Experts think that Lululemon Athletica Inc. (NASDAQ:LULU) has a strong presence in the highly competitive athletic apparel industry. This was reiterated by the fact that the company reported strong Q2 2022 results that surpassed consensus estimates due to the brand momentum and product innovation. Furthermore, Lululemon Athletica Inc. (NASDAQ:LULU) raised its guidance to a higher level than the analysts’ forecast.

Lululemon Athletica Inc. (NASDAQ:LULU) is said to have near-term momentum and long-term growth opportunities. Some experts believe that the decline in consumption patterns due to rising inflation is not impacting the sales of Lululemon Athletica Inc. (NASDAQ:LULU), as shown by recent trends, making it one of the best clothing stocks to buy now.

1. NIKE, Inc. (NYSE:NKE)

Number of Hedge Fund Holders: 72

NIKE, Inc. (NYSE:NKE) is a Beaverton, Oregon-based apparel, accessories, equipment, and footwear retailer. The company operates in the activewear, lifestyle, and sportswear category.

Piral Dadhania at RBC Capital initiated coverage on NIKE, Inc. (NYSE:NKE) stock with an Overweight rating and a target price of $125 in a research note issued on September 22. The analyst termed NIKE, Inc. (NYSE:NKE) stock as a 100-pound gorilla in the sportswear category with a dominant market leader position, leading product franchises, and an online platform that is aimed to drive growth in the future. Dadhania sees the recovery in the Chinese market as driving an increase in investor confidence and expects the trend to continue in the future also. The analyst thinks that NIKE, Inc. (NYSE:NKE) aims to remain one step ahead of its competitors.

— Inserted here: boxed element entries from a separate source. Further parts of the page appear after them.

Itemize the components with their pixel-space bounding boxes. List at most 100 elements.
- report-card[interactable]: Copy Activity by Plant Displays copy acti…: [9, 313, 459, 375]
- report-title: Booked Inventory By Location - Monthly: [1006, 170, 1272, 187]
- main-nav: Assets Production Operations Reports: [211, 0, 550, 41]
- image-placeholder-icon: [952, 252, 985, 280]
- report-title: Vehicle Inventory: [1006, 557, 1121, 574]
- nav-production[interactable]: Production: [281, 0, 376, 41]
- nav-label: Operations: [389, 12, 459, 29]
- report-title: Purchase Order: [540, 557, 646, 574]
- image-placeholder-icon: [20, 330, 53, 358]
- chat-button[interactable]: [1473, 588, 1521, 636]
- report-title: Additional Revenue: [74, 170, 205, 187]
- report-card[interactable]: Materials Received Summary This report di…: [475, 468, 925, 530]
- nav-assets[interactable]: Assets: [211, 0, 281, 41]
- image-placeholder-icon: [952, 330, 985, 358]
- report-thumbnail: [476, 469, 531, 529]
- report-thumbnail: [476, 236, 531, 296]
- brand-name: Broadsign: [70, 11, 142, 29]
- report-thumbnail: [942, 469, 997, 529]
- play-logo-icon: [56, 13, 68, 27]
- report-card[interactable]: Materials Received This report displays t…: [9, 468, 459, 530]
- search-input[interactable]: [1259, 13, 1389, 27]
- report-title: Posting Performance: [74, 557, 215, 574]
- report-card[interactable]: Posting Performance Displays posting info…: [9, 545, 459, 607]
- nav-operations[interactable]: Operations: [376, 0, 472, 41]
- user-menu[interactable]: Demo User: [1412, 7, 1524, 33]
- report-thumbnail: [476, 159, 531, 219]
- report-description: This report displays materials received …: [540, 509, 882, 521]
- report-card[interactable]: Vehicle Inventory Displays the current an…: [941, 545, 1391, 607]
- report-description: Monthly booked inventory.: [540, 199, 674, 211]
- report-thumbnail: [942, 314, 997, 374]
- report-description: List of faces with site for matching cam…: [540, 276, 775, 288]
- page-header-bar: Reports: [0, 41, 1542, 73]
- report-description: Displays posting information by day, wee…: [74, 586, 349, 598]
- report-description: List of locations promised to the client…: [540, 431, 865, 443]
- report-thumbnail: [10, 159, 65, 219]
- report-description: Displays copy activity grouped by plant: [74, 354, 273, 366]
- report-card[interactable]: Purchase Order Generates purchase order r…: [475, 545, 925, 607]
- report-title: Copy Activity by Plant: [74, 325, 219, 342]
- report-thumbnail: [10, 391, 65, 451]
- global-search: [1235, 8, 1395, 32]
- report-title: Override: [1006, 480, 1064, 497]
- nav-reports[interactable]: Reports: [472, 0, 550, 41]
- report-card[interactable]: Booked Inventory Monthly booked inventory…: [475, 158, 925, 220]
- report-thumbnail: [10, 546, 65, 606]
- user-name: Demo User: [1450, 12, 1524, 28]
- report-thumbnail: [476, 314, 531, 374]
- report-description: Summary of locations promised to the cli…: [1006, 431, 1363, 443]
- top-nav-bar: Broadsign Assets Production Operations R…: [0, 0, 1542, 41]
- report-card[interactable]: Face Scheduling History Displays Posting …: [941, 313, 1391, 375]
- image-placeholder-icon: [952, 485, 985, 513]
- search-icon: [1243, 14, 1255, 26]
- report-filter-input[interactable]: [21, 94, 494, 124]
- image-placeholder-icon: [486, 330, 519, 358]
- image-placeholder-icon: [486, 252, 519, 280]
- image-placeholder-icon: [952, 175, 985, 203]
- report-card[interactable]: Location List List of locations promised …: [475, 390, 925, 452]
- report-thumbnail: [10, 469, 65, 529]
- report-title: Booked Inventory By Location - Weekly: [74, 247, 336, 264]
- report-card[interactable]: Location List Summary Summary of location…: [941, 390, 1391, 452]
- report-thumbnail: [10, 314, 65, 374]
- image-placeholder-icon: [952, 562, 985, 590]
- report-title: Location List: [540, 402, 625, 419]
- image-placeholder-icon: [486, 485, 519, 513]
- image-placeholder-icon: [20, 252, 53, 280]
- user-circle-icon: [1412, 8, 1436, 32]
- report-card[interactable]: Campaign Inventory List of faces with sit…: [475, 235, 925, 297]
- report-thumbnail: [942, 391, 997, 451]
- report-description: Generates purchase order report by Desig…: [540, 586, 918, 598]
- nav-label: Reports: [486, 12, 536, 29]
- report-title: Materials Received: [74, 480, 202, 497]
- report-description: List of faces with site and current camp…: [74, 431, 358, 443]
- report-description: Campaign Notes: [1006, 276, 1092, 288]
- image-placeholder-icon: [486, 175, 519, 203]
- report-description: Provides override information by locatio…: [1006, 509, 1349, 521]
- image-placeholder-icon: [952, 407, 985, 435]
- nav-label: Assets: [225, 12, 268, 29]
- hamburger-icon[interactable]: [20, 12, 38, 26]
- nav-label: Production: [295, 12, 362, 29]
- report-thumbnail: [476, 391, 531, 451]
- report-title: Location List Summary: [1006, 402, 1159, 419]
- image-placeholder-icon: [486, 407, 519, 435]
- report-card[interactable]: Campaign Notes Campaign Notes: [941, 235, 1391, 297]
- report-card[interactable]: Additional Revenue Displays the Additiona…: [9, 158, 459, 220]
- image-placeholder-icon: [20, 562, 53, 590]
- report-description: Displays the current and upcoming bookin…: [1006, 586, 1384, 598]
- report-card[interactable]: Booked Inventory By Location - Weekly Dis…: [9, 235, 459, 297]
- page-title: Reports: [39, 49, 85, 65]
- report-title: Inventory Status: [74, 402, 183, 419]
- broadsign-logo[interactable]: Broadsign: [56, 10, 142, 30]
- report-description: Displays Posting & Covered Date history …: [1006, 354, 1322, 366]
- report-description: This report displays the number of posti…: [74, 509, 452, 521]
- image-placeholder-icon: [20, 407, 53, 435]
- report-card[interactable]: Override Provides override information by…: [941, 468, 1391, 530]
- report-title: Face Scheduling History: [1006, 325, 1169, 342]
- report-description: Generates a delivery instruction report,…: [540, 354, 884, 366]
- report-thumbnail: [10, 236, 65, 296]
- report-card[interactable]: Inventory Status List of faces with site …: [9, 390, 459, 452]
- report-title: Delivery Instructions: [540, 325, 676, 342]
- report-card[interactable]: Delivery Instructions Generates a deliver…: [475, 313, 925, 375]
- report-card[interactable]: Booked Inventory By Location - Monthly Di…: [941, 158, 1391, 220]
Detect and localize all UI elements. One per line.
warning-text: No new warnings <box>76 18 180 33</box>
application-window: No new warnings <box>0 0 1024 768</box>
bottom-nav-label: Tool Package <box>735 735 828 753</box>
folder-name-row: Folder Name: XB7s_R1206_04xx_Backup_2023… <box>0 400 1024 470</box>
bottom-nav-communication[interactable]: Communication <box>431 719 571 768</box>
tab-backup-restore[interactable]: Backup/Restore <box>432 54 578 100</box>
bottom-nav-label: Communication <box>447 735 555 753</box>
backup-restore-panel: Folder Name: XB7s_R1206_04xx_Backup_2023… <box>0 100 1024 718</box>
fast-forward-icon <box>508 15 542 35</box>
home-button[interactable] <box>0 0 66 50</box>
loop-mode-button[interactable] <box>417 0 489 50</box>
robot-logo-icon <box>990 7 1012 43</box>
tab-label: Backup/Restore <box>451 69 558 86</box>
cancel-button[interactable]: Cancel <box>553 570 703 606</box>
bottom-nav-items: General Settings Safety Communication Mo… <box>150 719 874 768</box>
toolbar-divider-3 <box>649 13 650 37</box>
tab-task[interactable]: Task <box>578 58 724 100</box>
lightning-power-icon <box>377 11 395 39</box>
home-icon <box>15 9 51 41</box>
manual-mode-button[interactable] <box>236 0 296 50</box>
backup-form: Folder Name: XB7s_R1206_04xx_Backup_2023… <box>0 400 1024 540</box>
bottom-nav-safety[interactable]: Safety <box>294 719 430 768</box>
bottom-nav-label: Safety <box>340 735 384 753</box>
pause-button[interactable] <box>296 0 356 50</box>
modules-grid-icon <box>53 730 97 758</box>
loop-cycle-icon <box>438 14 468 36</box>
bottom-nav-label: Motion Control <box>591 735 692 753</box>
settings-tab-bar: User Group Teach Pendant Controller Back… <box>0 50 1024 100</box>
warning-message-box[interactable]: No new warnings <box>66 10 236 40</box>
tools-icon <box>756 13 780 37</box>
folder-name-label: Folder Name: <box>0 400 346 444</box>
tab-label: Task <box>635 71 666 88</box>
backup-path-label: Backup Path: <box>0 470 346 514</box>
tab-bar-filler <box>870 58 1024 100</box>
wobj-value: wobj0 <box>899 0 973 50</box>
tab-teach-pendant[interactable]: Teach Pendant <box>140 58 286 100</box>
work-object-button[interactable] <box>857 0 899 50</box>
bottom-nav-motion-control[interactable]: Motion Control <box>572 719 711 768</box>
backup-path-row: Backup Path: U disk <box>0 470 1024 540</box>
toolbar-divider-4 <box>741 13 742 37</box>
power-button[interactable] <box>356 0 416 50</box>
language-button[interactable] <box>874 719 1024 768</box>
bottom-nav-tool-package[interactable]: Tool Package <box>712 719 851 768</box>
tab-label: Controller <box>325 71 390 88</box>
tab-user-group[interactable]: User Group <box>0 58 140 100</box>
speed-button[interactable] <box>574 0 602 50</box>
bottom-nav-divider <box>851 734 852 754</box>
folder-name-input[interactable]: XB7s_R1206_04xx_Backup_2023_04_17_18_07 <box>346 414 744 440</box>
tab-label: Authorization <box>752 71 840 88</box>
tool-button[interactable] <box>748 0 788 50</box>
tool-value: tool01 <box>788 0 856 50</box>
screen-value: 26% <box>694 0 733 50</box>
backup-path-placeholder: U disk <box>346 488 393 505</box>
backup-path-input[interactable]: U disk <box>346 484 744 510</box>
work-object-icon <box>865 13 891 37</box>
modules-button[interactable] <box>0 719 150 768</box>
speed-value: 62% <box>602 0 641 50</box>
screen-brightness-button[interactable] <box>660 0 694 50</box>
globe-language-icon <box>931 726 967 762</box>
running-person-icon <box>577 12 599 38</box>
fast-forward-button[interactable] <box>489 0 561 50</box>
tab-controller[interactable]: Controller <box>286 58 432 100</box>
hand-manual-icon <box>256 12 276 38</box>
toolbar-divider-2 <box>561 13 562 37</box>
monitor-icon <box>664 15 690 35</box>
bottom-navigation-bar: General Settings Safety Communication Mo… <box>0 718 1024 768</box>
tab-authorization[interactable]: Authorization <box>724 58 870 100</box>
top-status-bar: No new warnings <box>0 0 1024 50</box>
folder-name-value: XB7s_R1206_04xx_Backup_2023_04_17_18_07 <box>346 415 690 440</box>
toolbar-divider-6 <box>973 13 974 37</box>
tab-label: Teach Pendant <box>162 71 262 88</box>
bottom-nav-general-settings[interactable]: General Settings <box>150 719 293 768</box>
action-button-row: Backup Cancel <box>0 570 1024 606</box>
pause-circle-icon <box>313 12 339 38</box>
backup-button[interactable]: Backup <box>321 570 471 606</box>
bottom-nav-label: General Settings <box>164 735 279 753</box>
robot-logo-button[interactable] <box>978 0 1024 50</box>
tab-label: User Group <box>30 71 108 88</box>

The company’s strong growth plans merit its inclusion in our list of the 10 best clothing stocks to buy now.

Here’s what RiverPark Funds said about NIKE, Inc. (NYSE:NKE) in its Q2 2022 investor letter:

NIKE, Inc. (NYSE:NKE), also a previous holding, is, by far, the leading athletic footwear, apparel, and equipment company in the world with over $46 billion in revenue, $6 billion in 2021 annual free cash flow, and over $4 billion of excess cash. We expect the company to return to at least 10% annual revenue growth over the next few quarters, in line with management guidance. Moreover, we believe that NKE should continue its accelerating profit growth, as we expect margins to increase materially through rising average sales prices (from both increased pricing and a mix shift to more premium products), the company’s deep innovation pipeline, a secular shift from the company’s traditional wholesale channels to a more direct-to-consumer approach (now 35% of revenues up from 16% ten years ago), and a more streamlined supply chain. We believe that the continued global secular growth trend towards active wear will continue to aid Nike’s topline growth, while we expect the combined gross and operating margin improvements from its initiatives will drive long-term mid-teens or higher annual EPS growth for the foreseeable future. We took advantage of the selloff over the past few months to reinitiate a small position in NKE at a multi-year low in its valuation.”